| Waymo's case isn't as strong as it looks. 1. Levandowski was critical to the development of the Lidar technology he allegedly stole 2. Google has never before enforced IP theft by former employees, and makes it clear to engineers that it doesn't do that. This is the first time. 3. Levandowski was selling technology he developed at Google to other companies, while working at Google, and Google looked the other way. Waymo obviously has good reasons to be pissed off, but they've already set a precedent of permissiveness towards Levandowski's antics, which are not news to people familiar with the matter. All these years Goolge has been going around with a 'kick me' sign taped to it's back, and big surprise, Levandowski kicked them.
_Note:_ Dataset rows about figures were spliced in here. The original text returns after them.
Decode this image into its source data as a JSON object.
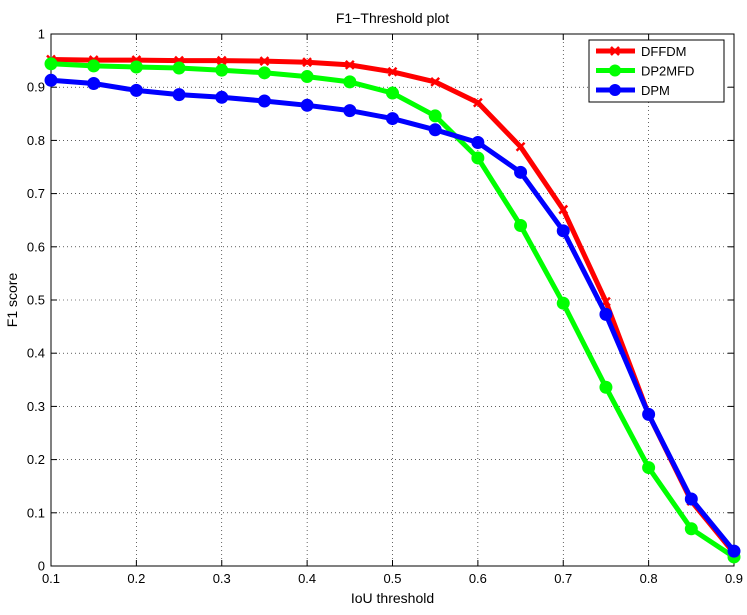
{
  "chart_data": {
    "type": "line",
    "title": "F1−Threshold plot",
    "xlabel": "IoU threshold",
    "ylabel": "F1 score",
    "xlim": [
      0.1,
      0.9
    ],
    "ylim": [
      0,
      1
    ],
    "x_ticks": [
      "0.1",
      "0.2",
      "0.3",
      "0.4",
      "0.5",
      "0.6",
      "0.7",
      "0.8",
      "0.9"
    ],
    "y_ticks": [
      "0",
      "0.1",
      "0.2",
      "0.3",
      "0.4",
      "0.5",
      "0.6",
      "0.7",
      "0.8",
      "0.9",
      "1"
    ],
    "grid": true,
    "grid_style": "dotted",
    "legend_position": "top-right",
    "x": [
      0.1,
      0.15,
      0.2,
      0.25,
      0.3,
      0.35,
      0.4,
      0.45,
      0.5,
      0.55,
      0.6,
      0.65,
      0.7,
      0.75,
      0.8,
      0.85,
      0.9
    ],
    "series": [
      {
        "name": "DFFDM",
        "color": "#ff0000",
        "marker": "x",
        "values": [
          0.952,
          0.951,
          0.951,
          0.95,
          0.95,
          0.949,
          0.947,
          0.942,
          0.929,
          0.91,
          0.871,
          0.788,
          0.67,
          0.497,
          0.285,
          0.122,
          0.024
        ]
      },
      {
        "name": "DP2MFD",
        "color": "#00ff00",
        "marker": "o",
        "values": [
          0.944,
          0.94,
          0.938,
          0.936,
          0.932,
          0.927,
          0.92,
          0.91,
          0.889,
          0.846,
          0.767,
          0.64,
          0.494,
          0.336,
          0.185,
          0.07,
          0.017
        ]
      },
      {
        "name": "DPM",
        "color": "#0000ff",
        "marker": "o",
        "values": [
          0.913,
          0.907,
          0.894,
          0.886,
          0.881,
          0.874,
          0.866,
          0.856,
          0.841,
          0.82,
          0.796,
          0.74,
          0.63,
          0.473,
          0.285,
          0.126,
          0.028
        ]
      }
    ]
  }
}
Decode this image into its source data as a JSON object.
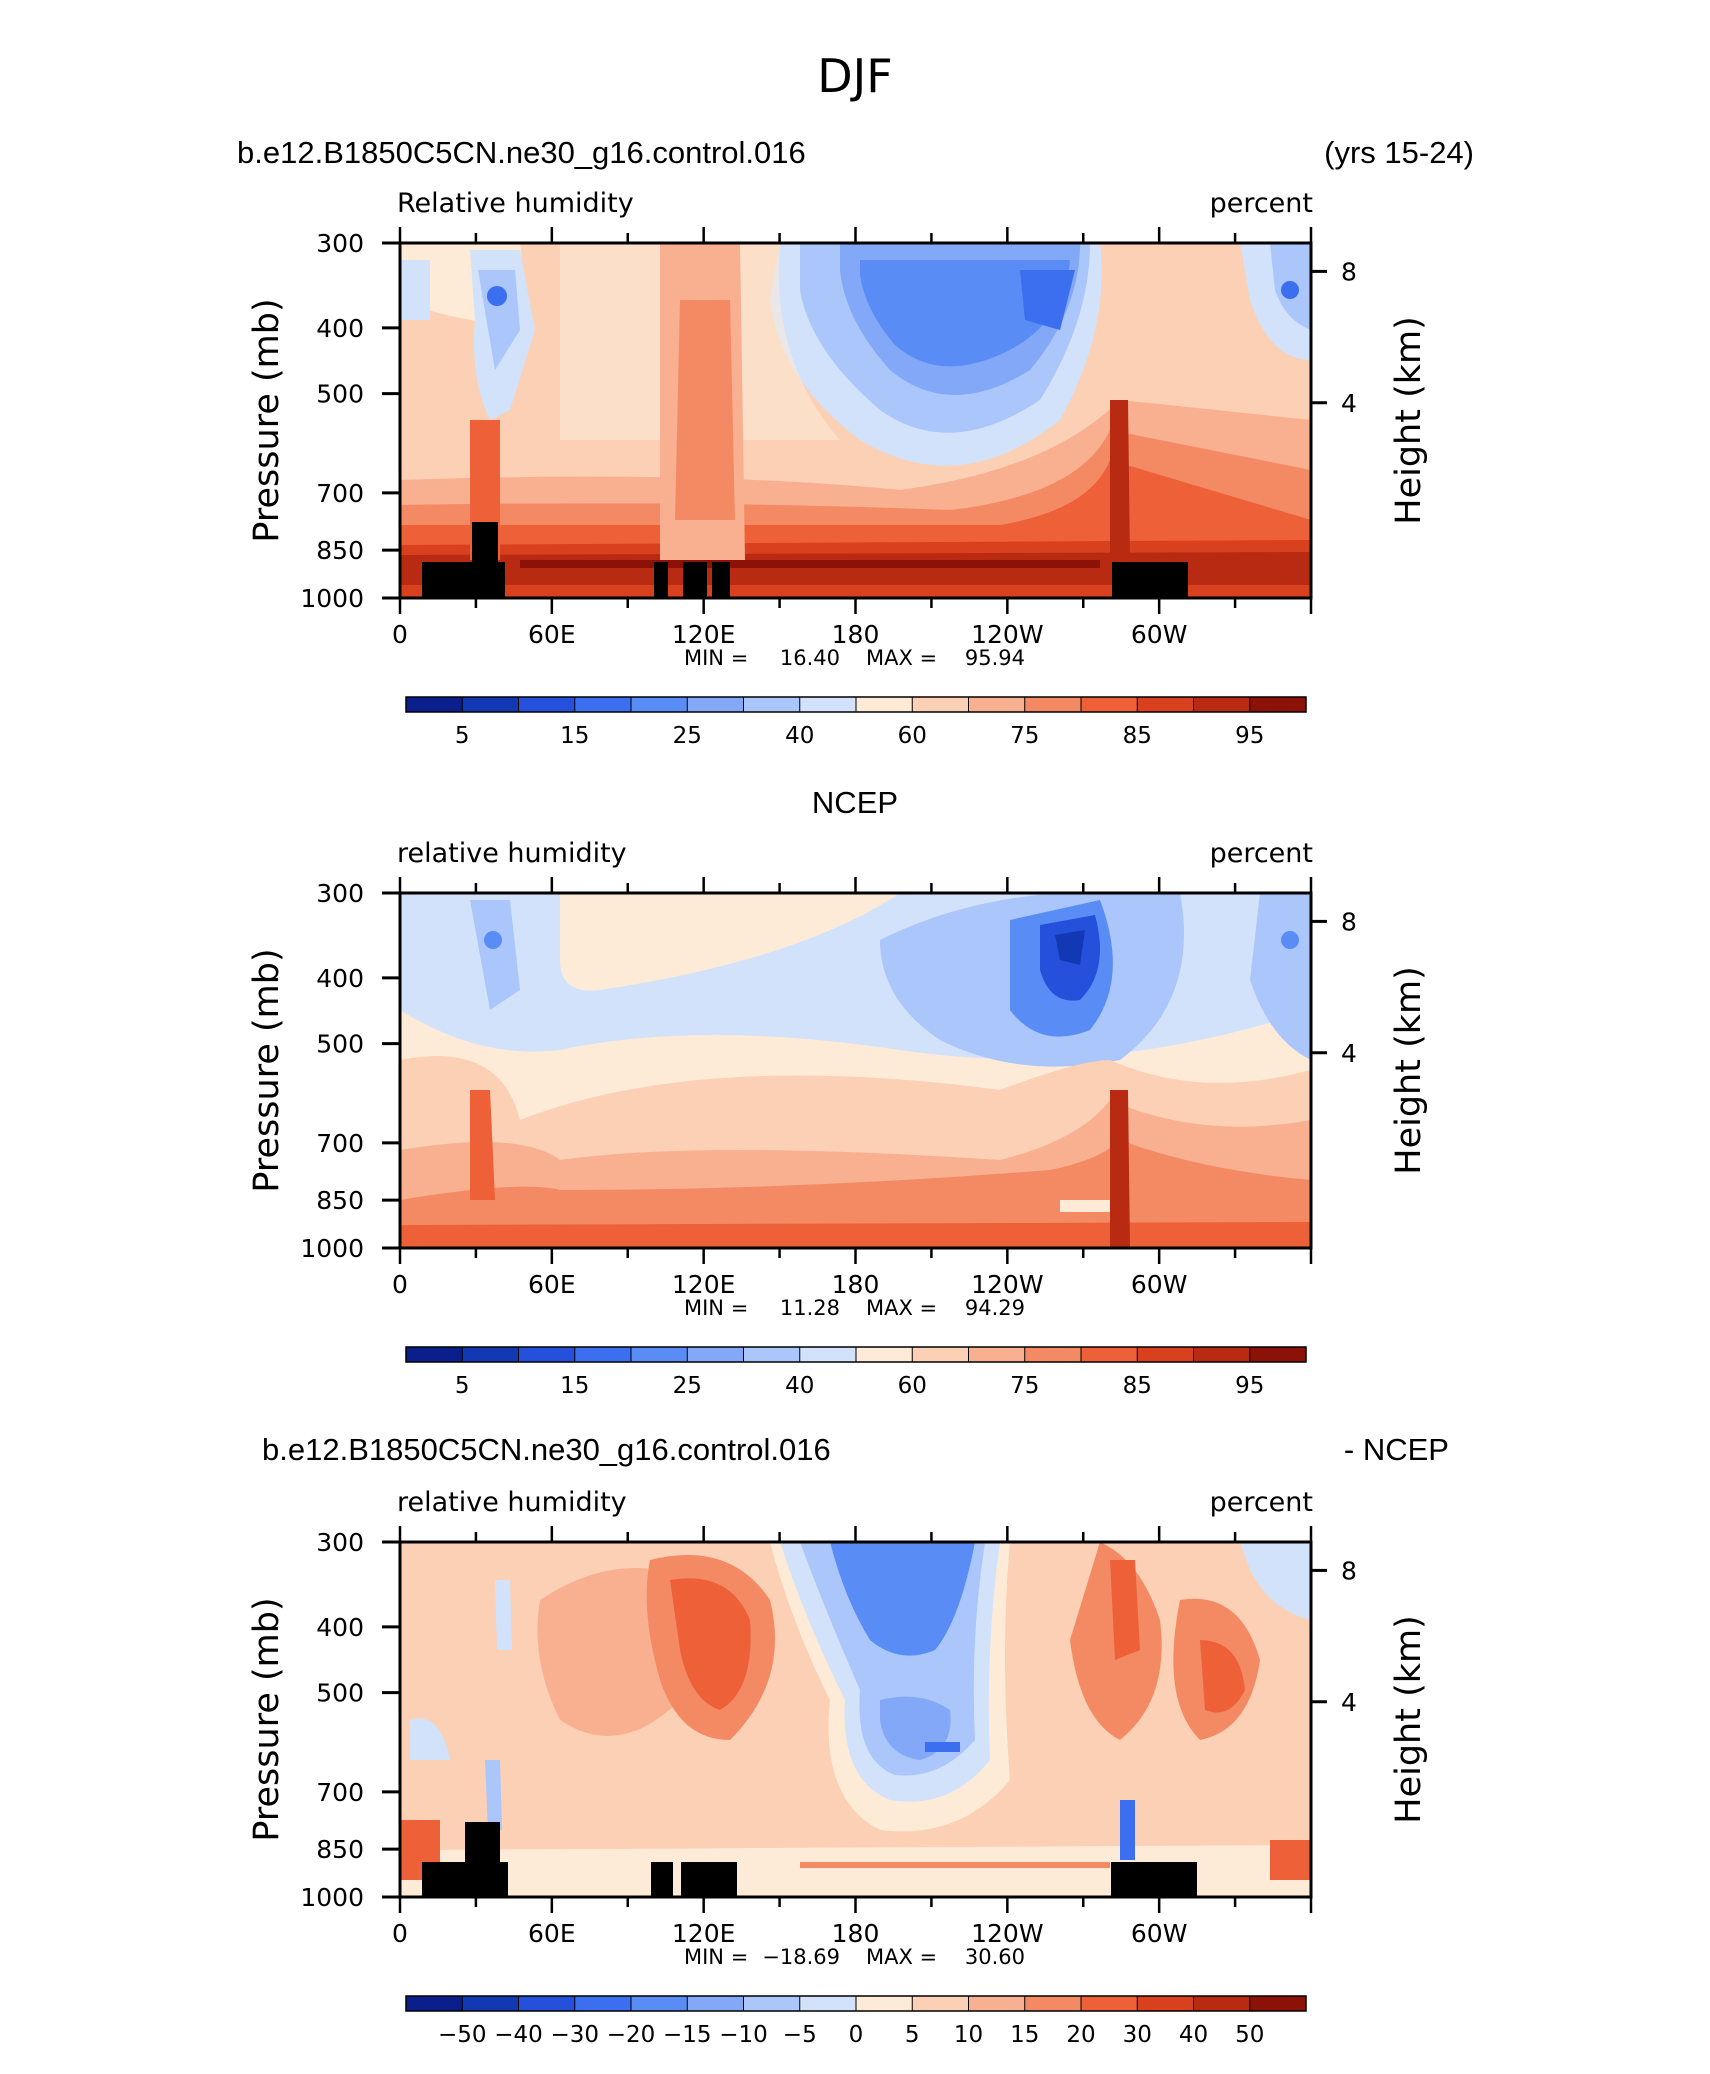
{
  "figure_title": "DJF",
  "header_top": {
    "left": "b.e12.B1850C5CN.ne30_g16.control.016",
    "right": "(yrs 15-24)"
  },
  "header_mid": {
    "center": "NCEP"
  },
  "header_bottom": {
    "left": "b.e12.B1850C5CN.ne30_g16.control.016",
    "right": "- NCEP"
  },
  "chart_data": [
    {
      "type": "heatmap",
      "title": "b.e12.B1850C5CN.ne30_g16.control.016",
      "left_label": "Relative humidity",
      "units_label": "percent",
      "ylabel": "Pressure (mb)",
      "ylabel_right": "Height (km)",
      "yticks": [
        "300",
        "400",
        "500",
        "700",
        "850",
        "1000"
      ],
      "yticks_right": [
        "8",
        "4"
      ],
      "xticks": [
        "0",
        "60E",
        "120E",
        "180",
        "120W",
        "60W"
      ],
      "stats": {
        "min_label": "MIN =",
        "min": "16.40",
        "max_label": "MAX =",
        "max": "95.94"
      },
      "colorbar_labels": [
        "5",
        "15",
        "25",
        "40",
        "60",
        "75",
        "85",
        "95"
      ]
    },
    {
      "type": "heatmap",
      "title": "NCEP",
      "left_label": "relative humidity",
      "units_label": "percent",
      "ylabel": "Pressure (mb)",
      "ylabel_right": "Height (km)",
      "yticks": [
        "300",
        "400",
        "500",
        "700",
        "850",
        "1000"
      ],
      "yticks_right": [
        "8",
        "4"
      ],
      "xticks": [
        "0",
        "60E",
        "120E",
        "180",
        "120W",
        "60W"
      ],
      "stats": {
        "min_label": "MIN =",
        "min": "11.28",
        "max_label": "MAX =",
        "max": "94.29"
      },
      "colorbar_labels": [
        "5",
        "15",
        "25",
        "40",
        "60",
        "75",
        "85",
        "95"
      ]
    },
    {
      "type": "heatmap",
      "title": "b.e12.B1850C5CN.ne30_g16.control.016 - NCEP",
      "left_label": "relative humidity",
      "units_label": "percent",
      "ylabel": "Pressure (mb)",
      "ylabel_right": "Height (km)",
      "yticks": [
        "300",
        "400",
        "500",
        "700",
        "850",
        "1000"
      ],
      "yticks_right": [
        "8",
        "4"
      ],
      "xticks": [
        "0",
        "60E",
        "120E",
        "180",
        "120W",
        "60W"
      ],
      "stats": {
        "min_label": "MIN =",
        "min": "−18.69",
        "max_label": "MAX =",
        "max": "30.60"
      },
      "colorbar_labels": [
        "−50",
        "−40",
        "−30",
        "−20",
        "−15",
        "−10",
        "−5",
        "0",
        "5",
        "10",
        "15",
        "20",
        "30",
        "40",
        "50"
      ]
    }
  ],
  "colors": {
    "scale": [
      "#0a1e8c",
      "#1238b4",
      "#2450dc",
      "#3c6ef0",
      "#5a8cf5",
      "#82a8f7",
      "#aac6fa",
      "#d2e2fb",
      "#fdebd8",
      "#fbd0b4",
      "#f8b090",
      "#f48a64",
      "#ee6038",
      "#d8401e",
      "#b82a12",
      "#8c1208"
    ]
  }
}
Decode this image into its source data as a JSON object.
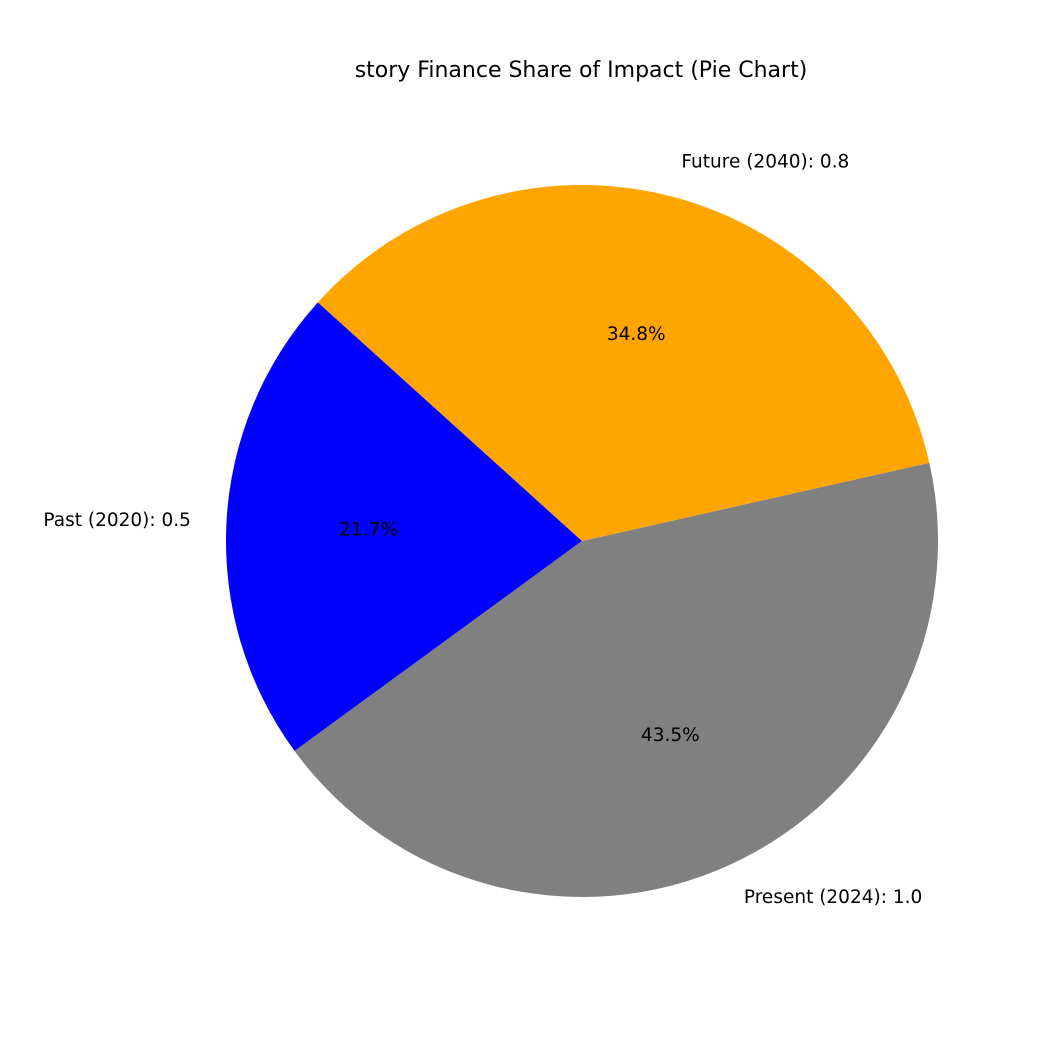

They've already let him get away with this kind of shit. I can't actually speak to the 14,000 documents he allegedly downloaded, so it's possible there's a silver bullet hidden in there somewhere. We'll see what sort of defense Uber trots out likely sometime over the next few weeks. |
Also Google did their own internal investigation which led to them strongly believing that the theft of important tech and secrets happened.
> The company decided to perform a forensic investigation of Levandowski’s former company computer after a Waymo employee was inadvertently copied on an email from a lidar supplier with the subject line “Otto Files.” The email was being sent to a list of people that Waymo believes were working with Uber. Attached to the email were drawings of Otto’s lidar circuit board.[0]